Weet je nog dat ik opgebrand was? En dat ik moest werken aan mijn eigen? En dat ik ging laten weten hoe het dan verder ging? Wel, hiergaatie.
Week 1:
Plots ben ik niet meer met vakantie, maar ben ik met ziekteverlof. Dat maakt alles anders ook al ziet het er aan de buitenkant hetzelfde uit. De dagen nadat ik bij de dokter geweest ben, ben ik ongelofelijk wispelturig. Ik ben een half uur heel moe, dan een kwartier heel energiek en daadkrachtig, dan weer kan ik het een paar uur niet opbrengen om ook maar iets te doen. Ik weet niet of dat normaal is, soms denk ik: zou ik het even googelen? Maar iets in mij zegt dat dat geen goed idee is (ik heb mezelf al vaak overtuigd van het feit dat ik griezelige levensbedreigende ziektes heb).
Week 2:
Ik word alleen maar meer moe. Meer moe en dan nog meer moe en dan nog wat. De dagen zijn tegelijk kort en lang. Kort omdat alles lang duurt: ontbijten duurt lang, de was doen duurt lang, de keuken opruimen duurt lang. Lang omdat ik met afstand naar mezelf kijk, en dus nauwelijks iets doe. Ik krijg ook niks gedaan. Zodra ik mij voor iets moet haasten, begin ik te flippen.
Week 3, 4 en 5:
Ik herinner mij bijna niets van deze weken, behalve dat ik veel ga lopen en dat ik veel moe ben en dat ik niet zoveel mensen wil zien, omdat ik dan moet uitleggen wat er aan de hand is en ik weet zelf niet wat ik moet zeggen en ik schaam mij.
Oh ja, het huwelijk van Zita. Dat herinner ik me wel.

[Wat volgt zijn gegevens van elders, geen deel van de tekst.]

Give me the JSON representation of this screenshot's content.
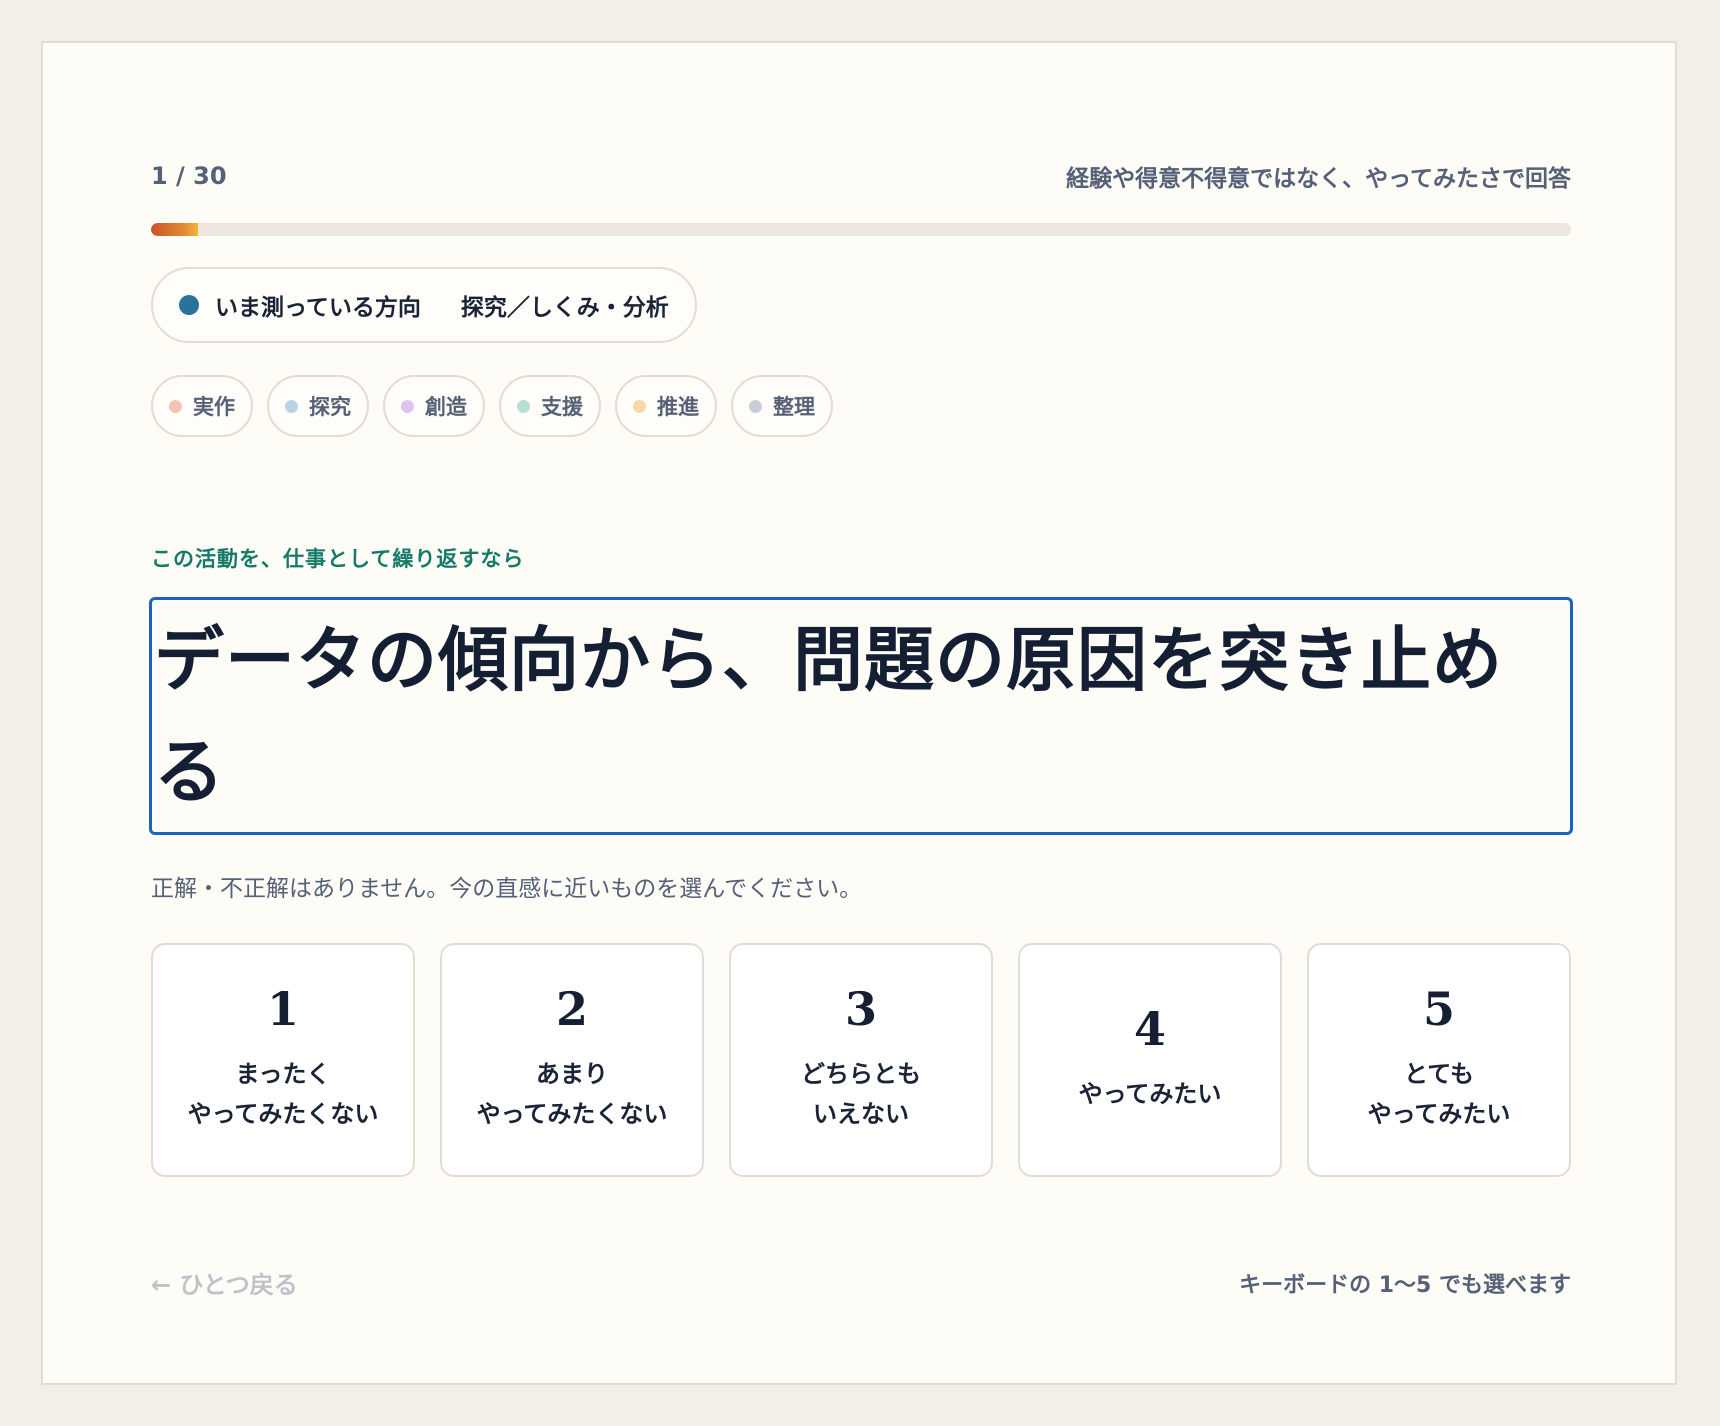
{
  "progress": {
    "counter": "1 / 30",
    "instruction": "経験や得意不得意ではなく、やってみたさで回答",
    "fraction": 0.0333
  },
  "direction": {
    "label": "いま測っている方向",
    "value": "探究／しくみ・分析",
    "color": "#2a7299"
  },
  "categories": [
    {
      "label": "実作",
      "color": "#f4c3b6"
    },
    {
      "label": "探究",
      "color": "#b9d3e2"
    },
    {
      "label": "創造",
      "color": "#dcc6f0"
    },
    {
      "label": "支援",
      "color": "#b7e0d2"
    },
    {
      "label": "推進",
      "color": "#f6d9a8"
    },
    {
      "label": "整理",
      "color": "#c8cdd8"
    }
  ],
  "question": {
    "eyebrow": "この活動を、仕事として繰り返すなら",
    "text": "データの傾向から、問題の原因を突き止める",
    "note": "正解・不正解はありません。今の直感に近いものを選んでください。"
  },
  "options": [
    {
      "number": "1",
      "label": "まったく\nやってみたくない"
    },
    {
      "number": "2",
      "label": "あまり\nやってみたくない"
    },
    {
      "number": "3",
      "label": "どちらとも\nいえない"
    },
    {
      "number": "4",
      "label": "やってみたい"
    },
    {
      "number": "5",
      "label": "とても\nやってみたい"
    }
  ],
  "footer": {
    "back": "← ひとつ戻る",
    "keyboard_hint": "キーボードの 1〜5 でも選べます"
  }
}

Waar ik tegenop kijk, omdat ik zoveel mensen zal zien die me zullen vragen hoe het met mij gaat en ik wil niet antwoorden op die vraag. Maar goed, die dag ging niet over mij, zo bleek dan (haha, hoe hard ik in mijn eigen zelf zat) en ik hield het wel uit. Ik praatte zelfs voor alle mensen die er waren. Omdat het niet over mij ging, lukte dat ook. En het was schoon, maar ik was op tegen middernacht. Ik had mezelf toch iets anders voorgesteld bij het huwelijk van mijn zusje.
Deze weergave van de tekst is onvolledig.